Theologians say the most dangerous heresies are those that take a sacred text and distort it by making it absolute. Such absolutes are dangerous because achieving the good always requires balancing competing values.
Americans have been pretty good at understanding that. We hold "freedom of speech" as essential, but we agree with Justice Holmes that it does not include a right to falsely shout "Fire!" in a crowded theater. We hold "freedom of religion" to be sacred, but we draw a line at human sacrifice.
No right is absolute -- not when the basic security of a society and its people are at stake.
But the National Rifle Association refuses to weigh other values. Rejecting attempts to arrive at some wise balance, the NRA has worked for years to inflame its followers with the fear that any limitation on gun rights is an intolerable assault on their freedoms.
With a ban on assault rifles and high-capacity magazines, we could turn the gun issue toward political sanity by drawing a line between weapons that serve legitimate civilian purposes, like hunting or personal protection, and weapons with no legitimate purpose, like those that enable a shooter to kill many people in a short time.
These are weapons of war and, to legitimate these weapons, war is what the gun lobby has worked to get its followers to envision. But war against whom? Against their own government if/when that government threatens them with tyranny.
One hears from the gun culture that guns protect all other liberties. Arms in the hands of civilians, it is declared, can block a tyranny from taking over America. That idea has a powerful effect on how the gun issue plays out in America, but it is a dangerous falsehood.

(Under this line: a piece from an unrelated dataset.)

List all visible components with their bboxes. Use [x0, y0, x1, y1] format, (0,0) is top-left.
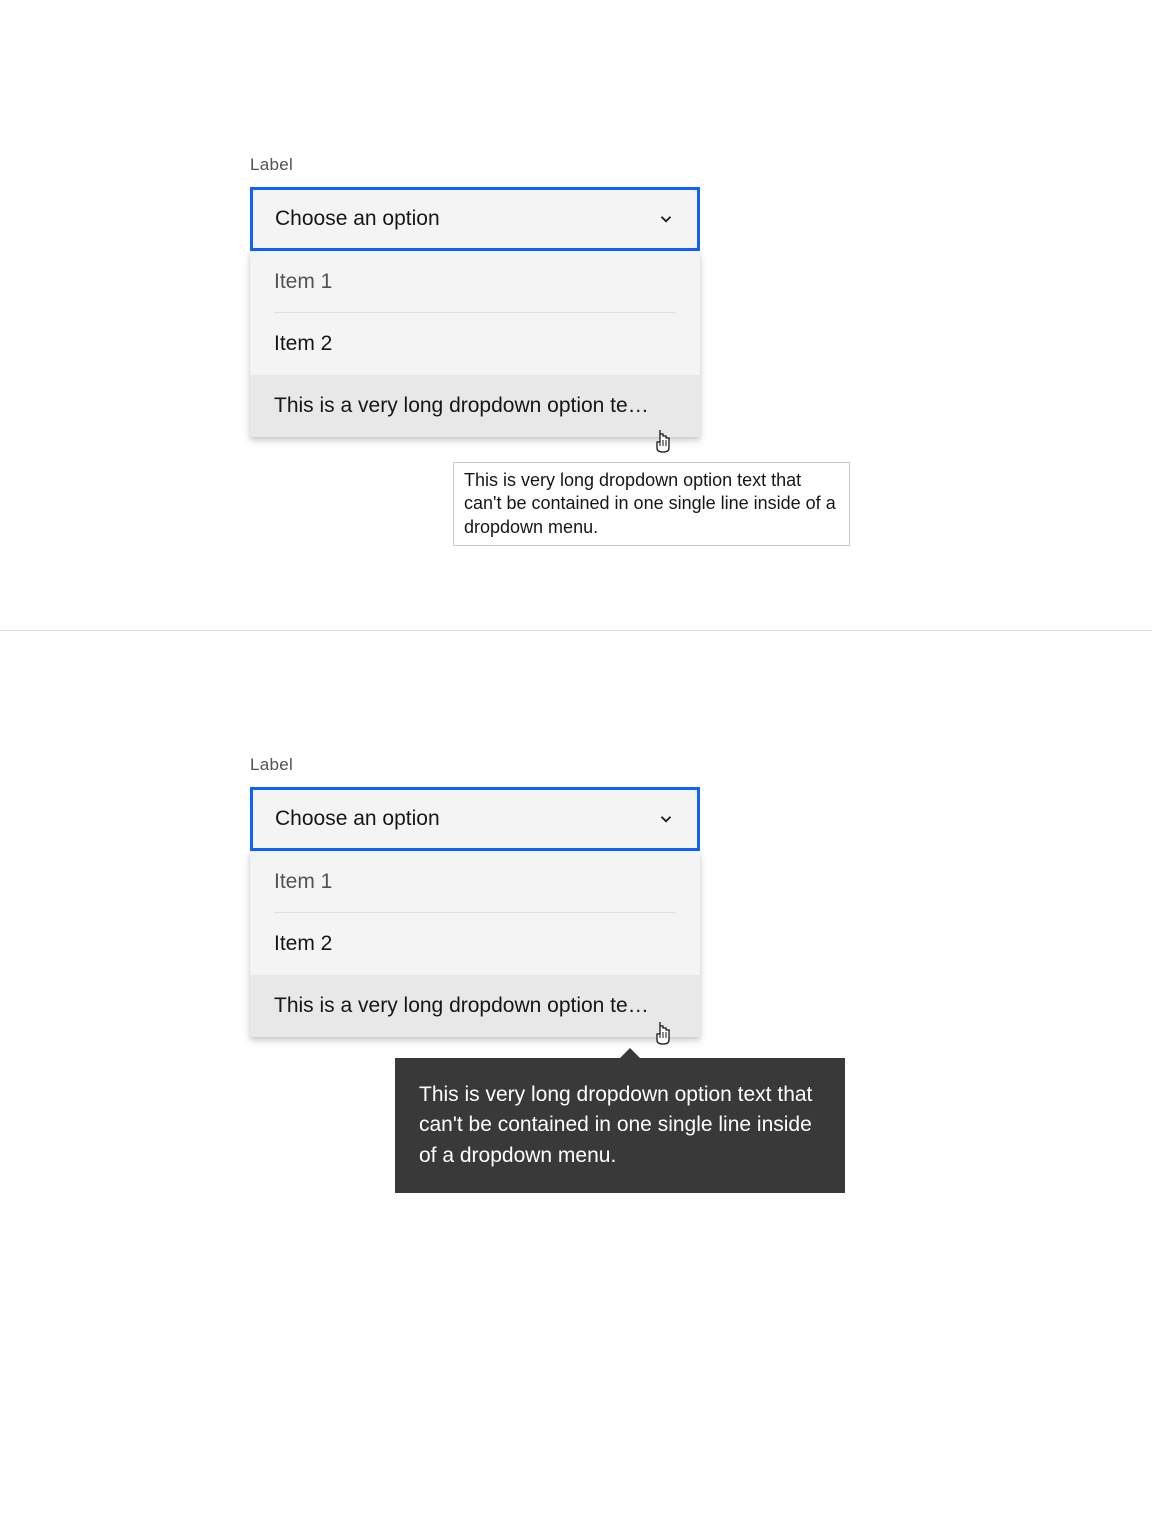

The weapons of civilians would hardly slow down such a tyranny. The Iraqi army - several hundred thousand soldiers, organized with a command structure and possessing sophisticated weapons -- withstood the American military for only a few weeks. If the American military were being wielded by some tyranny in Washington, a dispersed assortment of armed civilians would not be much of an obstacle.
The people of other democracies enjoy liberties like ours. In none of those countries are citizens given the far-reaching gun rights that the NRA insists are essential to protecting our freedom. In many of these free countries, the citizenry is substantially disarmed.
Although guns in the hands of civilians are neither necessary nor sufficient to keep us free, the NRA works to instill such fear-mongering falsehoods, creating the atmosphere for unreasoning antagonism. By defending gun rights as an absolute, the NRA ensures that Americans will fight over this issue rather than consider together how best to balance competing sets of legitimate values. And by treating anyone who disagrees with them as an enemy to be vanquished, the NRA turns politics into warfare. Members of Congress have cowered for years before the NRA, with its "cross us, and we'll destroy you" approach.
As a candidate for Congress, I encountered citizens who said that they only needed to know a candidate's stand on gun rights to know how they would vote. By making gun-rights advocates into single-issue voters, the NRA extracts political power from its supporters, power that is then used against them.
Much has been made lately of how the NRA works to feed the coffers of gun manufacturers, but that's just a piece of a much larger picture. The NRA is part of a team on the right deceiving Americans about where their real interests lie.
The real threat to our liberties in America is not from restrictions on assault rifles but from the increasing concentration of power in the hands of a few. History shows how gross inequalities of power can lead to tyranny, and the NRA is part of the political force working to widen still further the gap between the exploitable many and the powerful few. Like a magician, the NRA works with the other members of the right-wing team to distract people by pointing to peripheral issues with the left hand while the right hand picks their pockets and threatens their American birthright.
That deception, as well as the lives that can be saved with a balanced approach to gun rights, is why this battle is so important.
Andy Schmookler, recently the Democratic candidate for Congress in Virginia's Sixth District, is an author whose books include "Out of Weakness: Healing the Wounds That Drive Us to War."